Thanks for your reply about how the inference time of ~43ms is calculated.
Unfortunately I disagree with what CIX has done here by only timing the noe_job_infer_sync()
call in the NOE_Engine code. This is misleading as it does not represent inference time used in Computer Vision so the FPS values calculated do not reflect real world usage.
A true FPS value is timed from the image/data being loaded into memory, such as loading an image from disk, or capturing a frame from a camera. Then passing that data to the NPU for inference and including post processing of the Model and rendering of detected objects on the image ready for output to the user.

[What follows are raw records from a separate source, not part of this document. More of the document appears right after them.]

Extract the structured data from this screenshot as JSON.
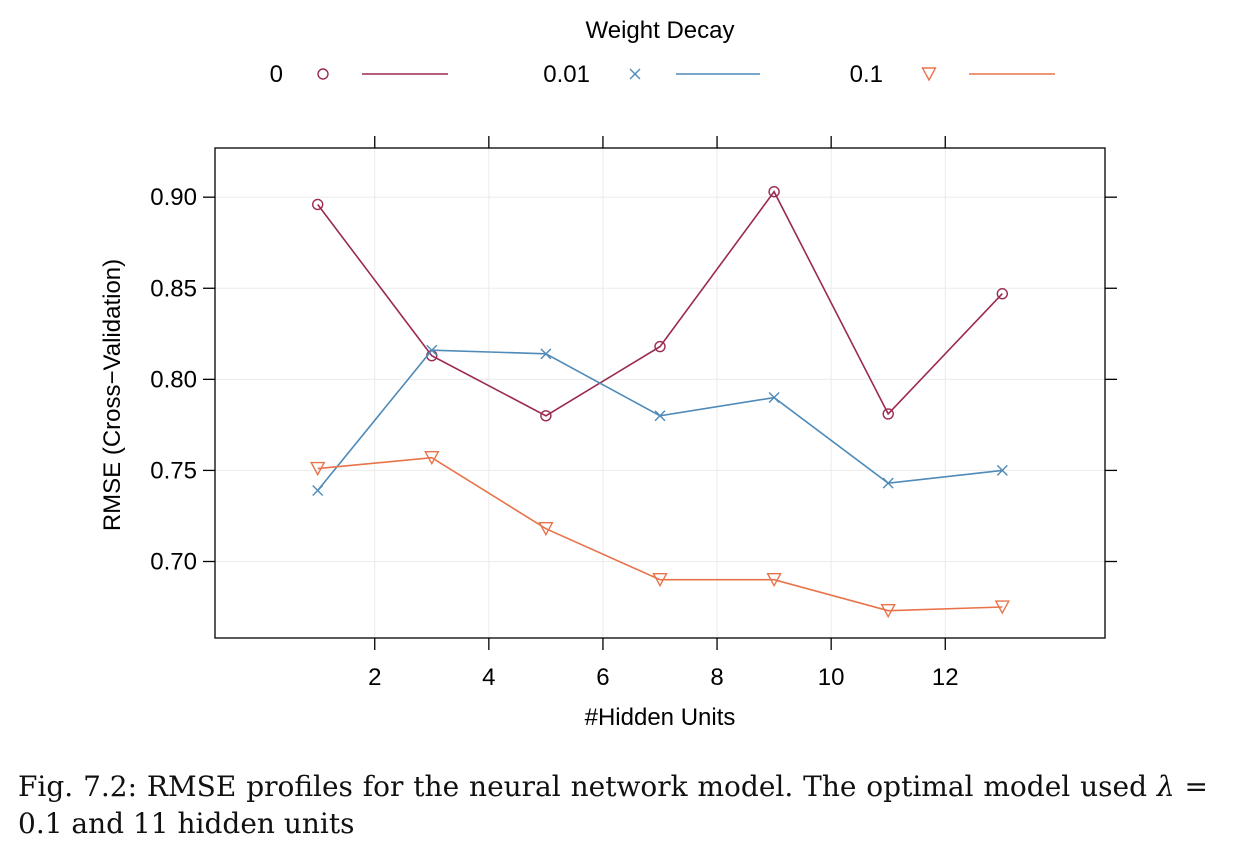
{
  "chart_data": {
    "type": "line",
    "legend_title": "Weight Decay",
    "legend_position": "top",
    "xlabel": "#Hidden Units",
    "ylabel": "RMSE (Cross−Validation)",
    "xlim": [
      -0.8,
      14.8
    ],
    "ylim": [
      0.658,
      0.927
    ],
    "xticks": [
      2,
      4,
      6,
      8,
      10,
      12
    ],
    "yticks": [
      0.7,
      0.75,
      0.8,
      0.85,
      0.9
    ],
    "ytick_labels": [
      "0.70",
      "0.75",
      "0.80",
      "0.85",
      "0.90"
    ],
    "grid": true,
    "x": [
      1,
      3,
      5,
      7,
      9,
      11,
      13
    ],
    "series": [
      {
        "name": "0",
        "marker": "circle",
        "color": "#9b2a52",
        "values": [
          0.896,
          0.813,
          0.78,
          0.818,
          0.903,
          0.781,
          0.847
        ]
      },
      {
        "name": "0.01",
        "marker": "cross",
        "color": "#4f8ab8",
        "values": [
          0.739,
          0.816,
          0.814,
          0.78,
          0.79,
          0.743,
          0.75
        ]
      },
      {
        "name": "0.1",
        "marker": "triangle-down",
        "color": "#e8734a",
        "values": [
          0.751,
          0.757,
          0.718,
          0.69,
          0.69,
          0.673,
          0.675
        ]
      }
    ]
  },
  "caption": {
    "prefix": "Fig. 7.2: RMSE profiles for the neural network model. The optimal model used ",
    "lambda": "λ",
    "suffix": " = 0.1 and 11 hidden units"
  }
}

However let me put that complaint to the side, as there is big problem with the example python code which is made obvious by comparing to the RK3588.
I have modified the NOE Engine forward()
method to output fine grain execution timing here. This results in output timings as follows;
Tensor retrieval time for tensor 0: 22.00 ms
Size of data retrieved for tensor 0: 705600 bytes
Data conversion time for tensor 0: 19.34 ms
Normalization time for tensor 0: 0.73 ms
Data preparation time: 17.59 ms
NPU inference time: 43.17 ms
Data retrieval time: 42.18 ms
Total time: 102.94 ms
Here we can see the NPU inference time
time of 43.17 ms
which is the benchmark time CIX claims. The Total time
of 102.94 ms
is my timing, which is what a realistic inference time represents.
Now this is were the problem is, why is it taking 22 ms
for noe_get_tensor()
to retrieve a tensor of 705k bytes in size? Similarly it takes 17.59 ms
to load the input tensors with noe_load_tensor()
. This is so slow, I can’t understand how this has not been noticed?
Taking the same yolov8_l model from the ONNX source, I compile it to RKNN format to run on RK3588. I added the same timing sections to the code and we get results of;
Set inputs time= 389.367µs
Run model time= 144.061837ms
Get Outputs time= 2.722946ms
The following table compares these execution timings;
Timing |
Orion O6 |
RK3588 |
Setting input tensors |
17.59 ms |
389.367µs |
Inference pass on NPU |
43.17 ms |
144 ms |
Retrieving output tensors |
42.18 ms |
2.72 ms |
The table makes it obvious that the Orion NPU is much faster than the RK3588 on the inference pass, however there is some major slowness with tensor input and output processing on the Orion code.
Is this just due to Python or the NOE library? Does CIX have a C/C++ example that performs differently?